What I’d still use tmux for
Honest scope, because the tmux ecosystem earns its keep:
- Headless CI. Kitty is GUI-bound. If these tests ever become a regression suite on every Claude Code release, tmux is the right substrate.
- SSH. Can’t
kitty @into a remote box you’re driving from elsewhere; tmux is fine over SSH. - Multi-operator. If a second developer wants to attach and watch, tmux’s attach-session semantics beat Kitty’s window-model.

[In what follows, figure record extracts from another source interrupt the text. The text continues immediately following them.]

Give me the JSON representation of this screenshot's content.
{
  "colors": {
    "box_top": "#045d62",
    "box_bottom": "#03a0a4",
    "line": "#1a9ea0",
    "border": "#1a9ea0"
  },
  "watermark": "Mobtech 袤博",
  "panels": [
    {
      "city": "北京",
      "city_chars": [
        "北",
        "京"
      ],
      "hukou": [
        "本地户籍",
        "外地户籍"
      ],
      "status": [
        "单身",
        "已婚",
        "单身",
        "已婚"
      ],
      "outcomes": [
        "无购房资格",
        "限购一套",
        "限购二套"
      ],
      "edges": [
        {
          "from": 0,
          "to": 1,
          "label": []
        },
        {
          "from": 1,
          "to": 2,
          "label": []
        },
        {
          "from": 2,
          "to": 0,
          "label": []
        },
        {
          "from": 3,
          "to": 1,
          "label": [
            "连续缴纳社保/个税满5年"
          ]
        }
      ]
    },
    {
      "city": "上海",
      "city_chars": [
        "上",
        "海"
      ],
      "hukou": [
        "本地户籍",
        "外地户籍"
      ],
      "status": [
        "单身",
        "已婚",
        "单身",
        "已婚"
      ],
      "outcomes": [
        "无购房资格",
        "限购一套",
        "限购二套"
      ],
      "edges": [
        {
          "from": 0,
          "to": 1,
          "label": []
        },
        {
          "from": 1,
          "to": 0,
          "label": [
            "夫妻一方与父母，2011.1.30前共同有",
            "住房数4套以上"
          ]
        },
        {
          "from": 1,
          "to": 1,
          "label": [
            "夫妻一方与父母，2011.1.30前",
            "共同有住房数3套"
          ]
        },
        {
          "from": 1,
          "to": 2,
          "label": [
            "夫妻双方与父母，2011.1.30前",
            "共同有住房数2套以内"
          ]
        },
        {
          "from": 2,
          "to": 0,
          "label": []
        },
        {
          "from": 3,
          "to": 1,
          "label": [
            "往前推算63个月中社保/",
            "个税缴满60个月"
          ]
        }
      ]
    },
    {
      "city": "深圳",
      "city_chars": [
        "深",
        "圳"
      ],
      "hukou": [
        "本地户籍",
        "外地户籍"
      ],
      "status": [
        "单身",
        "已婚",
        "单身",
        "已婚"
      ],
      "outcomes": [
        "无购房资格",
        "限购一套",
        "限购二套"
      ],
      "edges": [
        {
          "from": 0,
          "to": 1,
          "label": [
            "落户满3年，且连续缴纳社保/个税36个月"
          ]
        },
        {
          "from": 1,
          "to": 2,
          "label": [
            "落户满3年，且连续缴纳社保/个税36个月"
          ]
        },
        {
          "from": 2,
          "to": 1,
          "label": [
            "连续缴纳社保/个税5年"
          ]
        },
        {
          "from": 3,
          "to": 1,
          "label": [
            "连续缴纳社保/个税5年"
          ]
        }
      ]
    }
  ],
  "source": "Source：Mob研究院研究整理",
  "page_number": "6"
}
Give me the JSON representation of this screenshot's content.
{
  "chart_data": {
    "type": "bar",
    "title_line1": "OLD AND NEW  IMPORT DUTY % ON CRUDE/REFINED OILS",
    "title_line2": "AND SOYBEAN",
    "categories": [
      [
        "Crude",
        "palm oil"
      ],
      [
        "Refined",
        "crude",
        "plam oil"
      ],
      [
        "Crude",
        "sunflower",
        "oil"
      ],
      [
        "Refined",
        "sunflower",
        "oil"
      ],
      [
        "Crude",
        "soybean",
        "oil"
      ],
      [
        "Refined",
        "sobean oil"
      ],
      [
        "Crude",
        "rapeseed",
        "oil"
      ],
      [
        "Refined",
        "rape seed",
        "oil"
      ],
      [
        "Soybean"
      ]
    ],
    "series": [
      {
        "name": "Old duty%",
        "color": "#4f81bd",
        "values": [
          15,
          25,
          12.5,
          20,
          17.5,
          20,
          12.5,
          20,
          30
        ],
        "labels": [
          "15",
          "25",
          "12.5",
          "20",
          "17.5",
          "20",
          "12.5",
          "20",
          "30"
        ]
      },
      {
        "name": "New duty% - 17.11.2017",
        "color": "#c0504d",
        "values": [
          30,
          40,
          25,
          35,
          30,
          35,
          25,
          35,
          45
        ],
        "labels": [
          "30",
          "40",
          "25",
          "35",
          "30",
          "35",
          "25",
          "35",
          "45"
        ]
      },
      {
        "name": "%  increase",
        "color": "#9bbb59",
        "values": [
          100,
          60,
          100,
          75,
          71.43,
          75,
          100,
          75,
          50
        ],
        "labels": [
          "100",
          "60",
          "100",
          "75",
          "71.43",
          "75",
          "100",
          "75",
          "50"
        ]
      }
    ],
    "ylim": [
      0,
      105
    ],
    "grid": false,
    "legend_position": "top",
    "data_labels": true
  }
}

For a solo operator on one machine running one-off residual tests, none of those constraints bind. The tool I already had won on every axis that mattered for this job.
Credits
Kitty by Kovid Goyal — the actual substrate, with remote-control docs that didn’t lie. The tmux orchestration ecosystem above — I didn’t use it, but copying its primitive set saved me the design work. Sebastián Ramírez’s FastAPI workflow patterns — label-driven audit logs are the next thing I’m borrowing, for the audit-mcp-server skill itself.
Try it
The harness + argv-logging probe lives in the monorepo I’m building the memo in:
git clone https://github.com/nalediym/ai-engineer-april-26 && cd ai-engineer-april-26
cd experiments/devops-empirical/harness
./test-primitives.sh # bash subprocess; zero credits
./run-w3a.sh --verify # probe logs its argv; zero credits
./run-w3a.sh # drives a real Claude Code session; ~$0.05
The memo this is scaffolding for is devops-for-skill-building.md at the repo root; the PRD it enables is experiments/09-audit-mcp-server/PRD.md. Both are honest about what’s in scope (single-operator GitOps for MCP iteration) and what isn’t (multi-operator coordination, SLIs for tool-selection, Gatekeeper-style versioned tool names inside one server — all named non-goals, because the pattern is a stopgap and the primitives that obsolete it are worth calling by name).
The thing I’ll keep from this week: when the 2026-SOTA answer asks you to install four tools, check what you already have. Sometimes the harness is the terminal.